A Memoir by Galina De Roeck
354 pages / Released May 2021 / Available in paperback and ebook.
“De Roeck’s life experiences have been intertwined with some of the most fascinating – and also the most horrifying – historical events of the twentieth century…She has seen it all, first hand. Dr. De Roeck’s memoir makes for absorbing reading.”
– David N. Gibbs, Professor of History, University of Arizona
“De Roeck is a refugee from that great world that Americans are taught not to understand… her life is full of lessons worth sharing… Americans who never budge to put an end to their leaders’ endless verbal hostility against Russia and preparations for more and more war should take the opportunity to see the world through the eyes of a woman who has truly been there.”

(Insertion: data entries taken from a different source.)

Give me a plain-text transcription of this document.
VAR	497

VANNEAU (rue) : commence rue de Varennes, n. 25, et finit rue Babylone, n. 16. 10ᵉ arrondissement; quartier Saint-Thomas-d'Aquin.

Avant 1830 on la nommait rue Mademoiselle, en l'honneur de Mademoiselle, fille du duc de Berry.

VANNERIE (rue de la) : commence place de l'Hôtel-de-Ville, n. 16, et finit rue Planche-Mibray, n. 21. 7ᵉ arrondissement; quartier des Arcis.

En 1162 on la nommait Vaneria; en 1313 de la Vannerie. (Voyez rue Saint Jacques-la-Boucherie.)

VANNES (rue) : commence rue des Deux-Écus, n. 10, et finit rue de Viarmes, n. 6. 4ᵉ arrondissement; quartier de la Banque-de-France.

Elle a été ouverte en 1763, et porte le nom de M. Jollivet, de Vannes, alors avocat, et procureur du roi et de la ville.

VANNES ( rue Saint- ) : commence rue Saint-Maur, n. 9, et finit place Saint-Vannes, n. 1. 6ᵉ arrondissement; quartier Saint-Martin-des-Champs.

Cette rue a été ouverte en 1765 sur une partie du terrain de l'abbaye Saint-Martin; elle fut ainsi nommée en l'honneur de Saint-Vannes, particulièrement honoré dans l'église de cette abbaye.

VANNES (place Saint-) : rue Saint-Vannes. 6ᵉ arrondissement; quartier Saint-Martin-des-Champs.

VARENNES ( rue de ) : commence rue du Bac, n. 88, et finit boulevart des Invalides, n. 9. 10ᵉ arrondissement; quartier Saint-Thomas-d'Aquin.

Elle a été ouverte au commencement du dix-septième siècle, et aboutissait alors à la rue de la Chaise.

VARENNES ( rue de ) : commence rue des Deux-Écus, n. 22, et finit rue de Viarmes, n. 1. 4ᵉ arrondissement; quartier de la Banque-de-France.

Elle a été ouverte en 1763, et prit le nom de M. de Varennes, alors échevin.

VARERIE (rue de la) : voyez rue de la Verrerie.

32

– Diana Johnstone, author of Circle in the Darkness: Memoir of a World Watcher
“An odd whistling came through the car radio, then there was a sound gap, then something like a huge wave breaking. I doubled over, and when my husband Rick took his eyes off the road momentarily to glance at me in surprise, I was still unable to speak. He pulled the van over and brought it to a stop: he thought I was having a heart attack.
It took me some time to get the words out. “Did they just say we were bombing Belgrade?” Yes, our radio had been tuned to NPR. But what was the matter with me? My body had registered the news before I did, and there was a split between me and myself. There I was, a three-year-old in the Belgrade of 1941 to whom this whistling noise was intimately familiar, with its willed sound blank before the inevitable, earth-shattering explosion. And here I was, a late-middle-aged American woman on the way to the supermarket in 1999. We were raining missiles on Belgrade, I was a little girl in a cellar in Belgrade, and it felt like I was bombing myself.
Rick tried to comfort me, but it was as if I had disappeared into the gap between the whistling and its resolution on impact. All his assurances about smart bombs and surgically excised targets and Milošević and ethnic cleansing sounded familiar but odd, as if dubbed.
Rick and I went on with our errands, returned home, had a meal, and went to bed. I kept tossing and turning, and then I found myself in this dream: I was in a place I knew well, the house with the big porch in Belgrade… I was sitting on the rug in the play corner between my parents’ bed and the glass door to the other room…And I was crying and crying… I looked up… There was someone crying out there on the porch… I moved in that direction, but Mom stood by the door, her eyes flashing… I hesitated, then reached up and began to turn the knob…
It was high time to enter the gap between the middle-aged woman settled in the U.S. and the little girl sitting it out in a cellar in Belgrade. But those doors in my dream… Did I really want to open them?”….
– From the Prelude
Galina De Roeck was born in Bihać, Yugoslavia in 1938 to Russian émigré parents and grew up in Belgrade, Germany, Morocco, and Australia. She received her BA at Sydney University and her PhD in Comparative Literature at City University of New York. She has taught at St. Peter’s College, Rutgers University, Michigan State University, and the University of Arizona. In addition to her work in the field of literary criticism, Galina De Roeck has lectured on international affairs in the United States and participated in and led peace delegations to Latin America, Eastern Europe, and the Middle East. The Door in the Nightmare: From the Russian Revolution to Pax Americana is her tell-all of a life lived through war and peace.